Melbourne Law School has received more than $840,000 in funding as part of the Australian Research Council’s Discovery Early Career Researcher Awards.

MLS academics Dr Piers Gooding and Dr James Parker have each received a prestigious Discovery Early Career Researcher Award (DECRA) to pursue research projects on digital technology and the law. The highly competitive grant is an initiative of the Australian Research Council to support early career researchers. Four DECRAs were awarded to law and legal studies academics nationally, two of which were received by MLS.

Digital Mental Health Care and the Law – Dr Piers Gooding

In line with his work as Research Fellow at the Melbourne Social Equity Institute, Dr Gooding’s research project will examine the legal and political implications of digital mental health technologies. It aims to assist mental health service users, health practitioners, government agencies, courts and the broader public to use digital technology in the mental health context safely and effectively.

Innovations in digital mental health care have seen the creation of mobile apps and online care delivery, algorithmic risk assessment, GPS tracking of forensic mental health patients, and psychiatric drugs with an inbuilt microchip that monitors medication compliance. Although some of these technologies have the potential to address gaps in support for people in crisis, Dr Gooding says, “The rapid uptake of digital mental health technology raises serious issues concerning privacy and other harms, such as discrimination, welfare surveillance, and the spread of commercialised, unproven interventions.”

“This project will promote responsible public governance of digital technology for maximum benefit to the Australian public.

“I’m grateful to the ARC and to my MLS colleagues for their support with my application. It offers me a chance to investigate a key testing ground for the broader digital transformation of health and social services. The recent ‘robo debt’ fiasco, and Philip Alston’s warning about a ‘digital welfare dystopia’, highlight why legal research is so vital to the field,” he says.

The Law and Politics of Machine Listening – Dr James Parker

MLS Senior Lecturer Dr James Parker’s research focuses on the relationship between law, sound and listening, with a particular emphasis on international criminal law and privacy. His research project will examine the law and politics of machine listening.

“Smart speakers equipped with digital voice assistants such as Siri and Alexa are now the fastest-growing consumer technology since the smartphone,” he says. “This technology offers real benefits, but machine listening also poses challenges across privacy, security, surveillance, human rights and other areas of law and politics.”

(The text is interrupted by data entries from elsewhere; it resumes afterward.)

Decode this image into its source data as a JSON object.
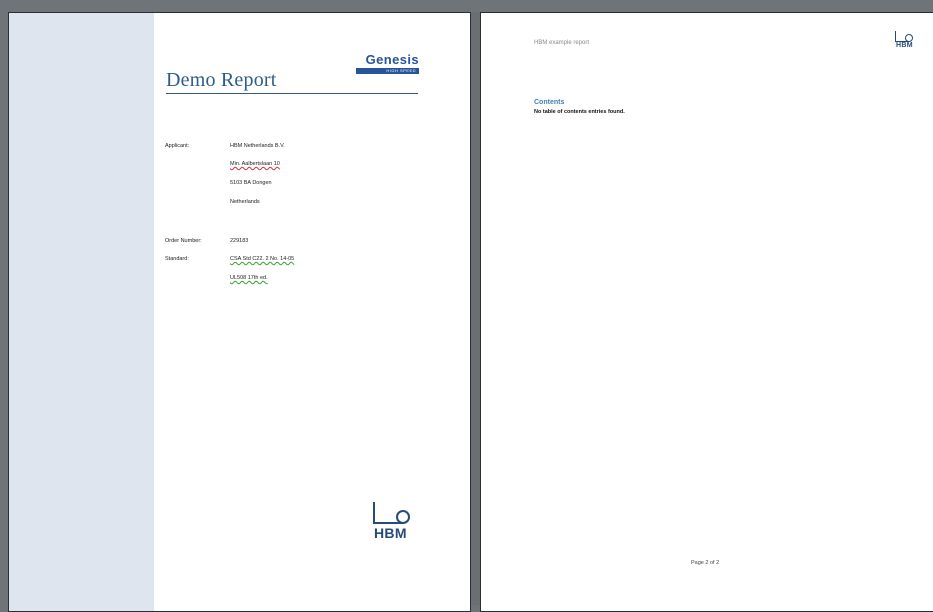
{
  "page1": {
    "title": "Demo Report",
    "brand_logo": {
      "word": "Genesis",
      "tagline": "HIGH SPEED"
    },
    "applicant_label": "Applicant:",
    "applicant_lines": [
      "HBM Netherlands B.V.",
      "Min. Aalbertslaan 10",
      "5103 BA Dongen",
      "Netherlands"
    ],
    "order_label": "Order Number:",
    "order_value": "229183",
    "standard_label": "Standard:",
    "standard_lines": [
      "CSA Std C22. 2 No. 14-05",
      "UL508 17th ed."
    ],
    "footer_logo_text": "HBM"
  },
  "page2": {
    "header_text": "HBM example report",
    "header_logo_text": "HBM",
    "contents_heading": "Contents",
    "contents_note": "No table of contents entries found.",
    "footer": "Page 2 of 2"
  }
}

Dr Parker’s research aims to develop a conceptual framework for regulation and greater public scrutiny around this growing field, and enhance the social benefits of future technologies, devices and services that use machine listening techniques.

“Machine listening is much more than a new scientific discipline or consumer market. It is an emerging field of power, the future impact and repercussions of which we don’t yet understand. It urgently demands our attention,” says Dr Parker.

“I’ve written about the law and politics of listening before, but getting to grips with emergent forms of algorithmic listening is going to be a real challenge. Above all, it will require time. That’s what this grant offers: time to read, think and collaborate. That’s what I’m looking forward to most about the next 3 years,” he says.

MLS Dean Professor Pip Nicholson has expressed her thanks to the Australian Research Council for their support. “This funding recognises the Law School’s long-standing history of innovation in legal education and our reputation for excellence in academic research,” she says.

“I’m so pleased Piers and James have been given the opportunity to undertake these research projects, and I look forward to following their future work.”